Regarding wild cards we could clean this up later and include other methods 
[1]. It’s easy to go overboard on this, recommend sticking to ? extends/? super 
where appropriate.  The existing iterate methods use UnaryOperator, thus there 
is no wiggle room there, am i ok with reusing that for the 3-arg method.

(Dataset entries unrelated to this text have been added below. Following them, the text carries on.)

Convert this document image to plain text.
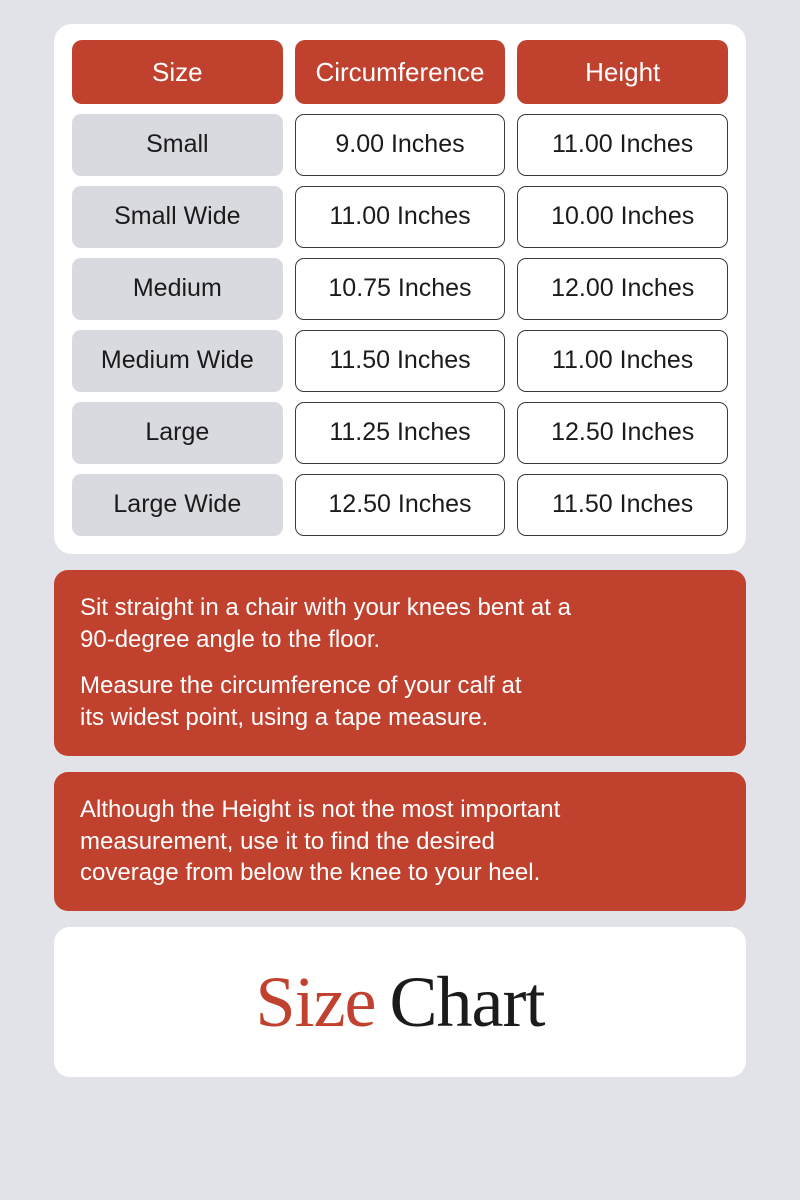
Size	Circumference	Height
Small	9.00 Inches	11.00 Inches
Small Wide	11.00 Inches	10.00 Inches
Medium	10.75 Inches	12.00 Inches
Medium Wide	11.50 Inches	11.00 Inches
Large	11.25 Inches	12.50 Inches
Large Wide	12.50 Inches	11.50 Inches
Sit straight in a chair with your knees bent at a
90-degree angle to the floor.
Measure the circumference of your calf at
its widest point, using a tape measure.
Although the Height is not the most important
measurement, use it to find the desired
coverage from below the knee to your heel.
Size Chart
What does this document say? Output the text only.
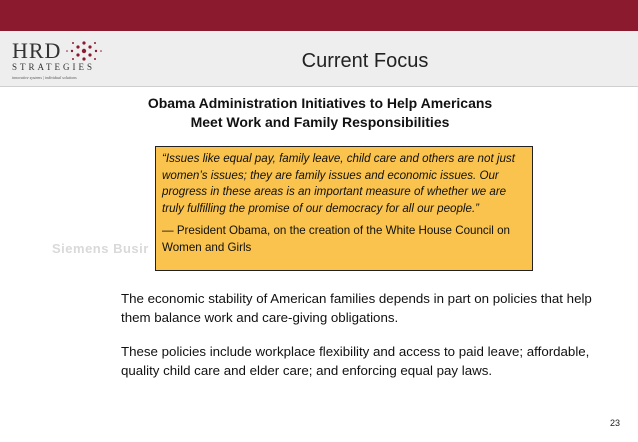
HRD
STRATEGIES
innovative systems | individual solutions
Current Focus
Obama Administration Initiatives to Help Americans
Meet Work and Family Responsibilities
Siemens Busir
“Issues like equal pay, family leave, child care and others are not just women’s issues; they are family issues and economic issues. Our progress in these areas is an important measure of whether we are truly fulfilling the promise of our democracy for all our people.”
— President Obama, on the creation of the White House Council on Women and Girls

The economic stability of American families depends in part on policies that help them balance work and care-giving obligations.

These policies include workplace flexibility and access to paid leave; affordable, quality child care and elder care; and enforcing equal pay laws.

23
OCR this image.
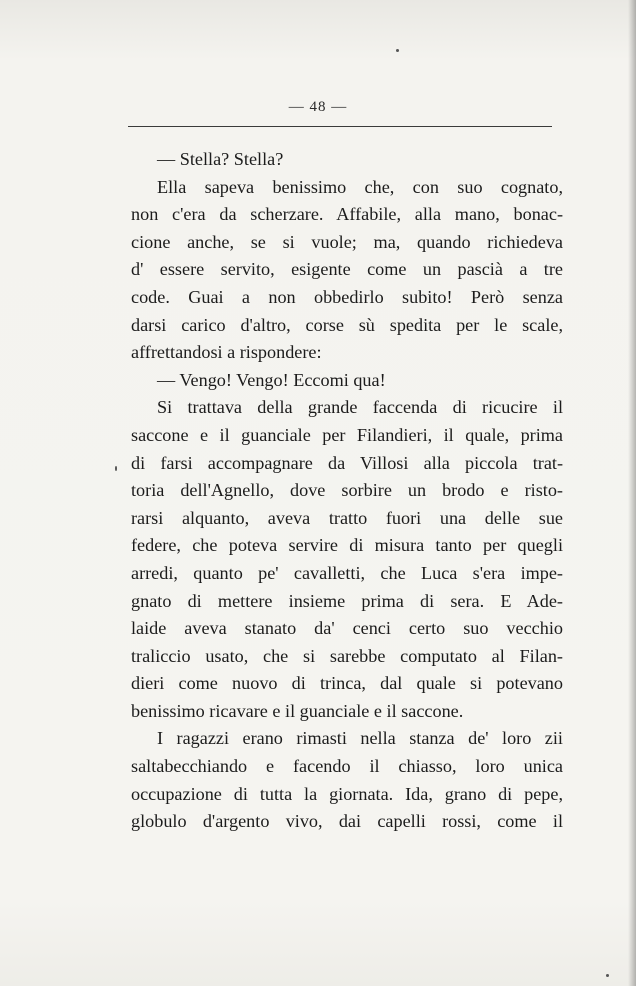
— 48 —
— Stella? Stella?
Ella sapeva benissimo che, con suo cognato,
non c'era da scherzare. Affabile, alla mano, bonac-
cione anche, se si vuole; ma, quando richiedeva
d' essere servito, esigente come un pascià a tre
code. Guai a non obbedirlo subito! Però senza
darsi carico d'altro, corse sù spedita per le scale,
affrettandosi a rispondere:
— Vengo! Vengo! Eccomi qua!
Si trattava della grande faccenda di ricucire il
saccone e il guanciale per Filandieri, il quale, prima
di farsi accompagnare da Villosi alla piccola trat-
toria dell'Agnello, dove sorbire un brodo e risto-
rarsi alquanto, aveva tratto fuori una delle sue
federe, che poteva servire di misura tanto per quegli
arredi, quanto pe' cavalletti, che Luca s'era impe-
gnato di mettere insieme prima di sera. E Ade-
laide aveva stanato da' cenci certo suo vecchio
traliccio usato, che si sarebbe computato al Filan-
dieri come nuovo di trinca, dal quale si potevano
benissimo ricavare e il guanciale e il saccone.
I ragazzi erano rimasti nella stanza de' loro zii
saltabecchiando e facendo il chiasso, loro unica
occupazione di tutta la giornata. Ida, grano di pepe,
globulo d'argento vivo, dai capelli rossi, come il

Regarding the existing two-args method, my inclination is to keep the 
implementations separate from the 3-args, but feel free to change to using 
abstract spliterator (reduce layering) using a similar code pattern (no need 
for "finished" or overriding forEachRemaining). Then you can remove 
Streams.NONE and it’s sneaky erased usage :-)

Paul.

[1] https://bugs.openjdk.java.net/browse/JDK-8132097

> On 14 Feb 2016, at 15:53, Tagir F. Valeev <amae...@gmail.com> wrote:
> 
> Hello!
> 
> I wanted to work on foldLeft, but Brian asked me to take this issue
> instead. So here's webrev:
> http://cr.openjdk.java.net/~tvaleev/webrev/8072727/r1/
> 
> I don't like iterator-based Stream source implementations, so I made
> them AbstractSpliterator-based. I also implemented manually
> forEachRemaining as, I believe, this improves the performance in
> non-short-circuiting cases.
> 
> I also decided to keep two flags (started and finished) to track the
> state. Currently existing implementation of infinite iterate() does
> not use started flag, but instead reads one element ahead for
> primitive streams. This seems wrong to me and may even lead to
> unexpected exceptions (*). I could get rid of "started" flag for
> Stream.iterate() using Streams.NONE, but this would make object
> implementation different from primitive implementations. It would also
> be possible to keep single three-state variable (byte or int,
> NOT_STARTED, STARTED, FINISHED), but I doubt that this would improve
> the performance or footprint. Having two flags looks more readable to
> me.
> 
> Currently existing two-arg iterate methods can now be expressed as a
> partial case of the new method:
> 
> public static<T> Stream<T> iterate(final T seed, final UnaryOperator<T> f) {
>    return iterate(seed, x -> true, f);
> }
> (same for primitive streams). I may do this if you think it's
> reasonable.
> 
> I created new test class and added new iterate sources to existing
> data providers.
> 
> Please review and sponsor!
> 
> With best regards,
> Tagir Valeev.
> 
> (*) Consider the following code:
> 
> int[] data = {1,2,3,4,-1};
> IntStream.iterate(0, x -> data[x])
>         .takeWhile(x -> x >= 0)
>         .forEach(System.out::println);
> 
> Currently this unexpectedly throws an AIOOBE, because
> IntStream.iterate unnecessarily tries to read one element ahead.